Lady Chatterley's Lover
D.H. Lawrence hates a lot of things—men, women, machines, London, Wragby, literature, idiots, modernity—but he hates money most of all. Because, he implies in Lady Chatterley's Lover, money makes people do things that dehumanize them. The problem with money is that once you start using it, you start working to get it rather than working to live. So instead of working at something that will directly help you survive, like farming, and then prancing around the rest of the time in red trousers (seriously), you work at a soul-crushing job to get money to spend at movie theaters and jazz clubs to convince yourself that you don't hate your life. Big words, D.H.
Questions About Wealth
- Lawrence criticizes money, but he also criticizes the working classes and seems to favor people who are well-off and well-educated. Is this a contradiction, or is there a way to resolve the text's different attitudes?
- Does the book offer an alternative to an industrial and capitalist economy, or is it just a lot of noise without any solutions?

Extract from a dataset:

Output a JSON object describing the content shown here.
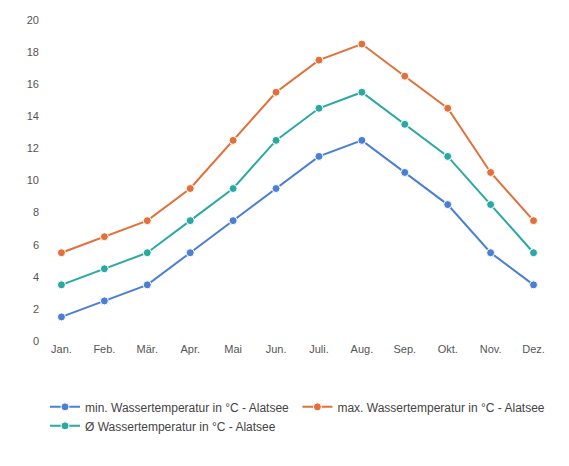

- Why exactly does Lady Chatterley's Lover consider money the root of all evil? Is the problem work and trade, or does it specifically blame currency?
- Is wealth a disadvantage? Given the choice between being rich and poor, which offers a person the better chance at an integrated life?
Chew on This
Lady Chatterley's Lover suggests that the practice of working for money is at the root of all modern evils.
Although Lawrence claims to dislike money, the novel implicitly favors the wealthy characters over the working class and poor.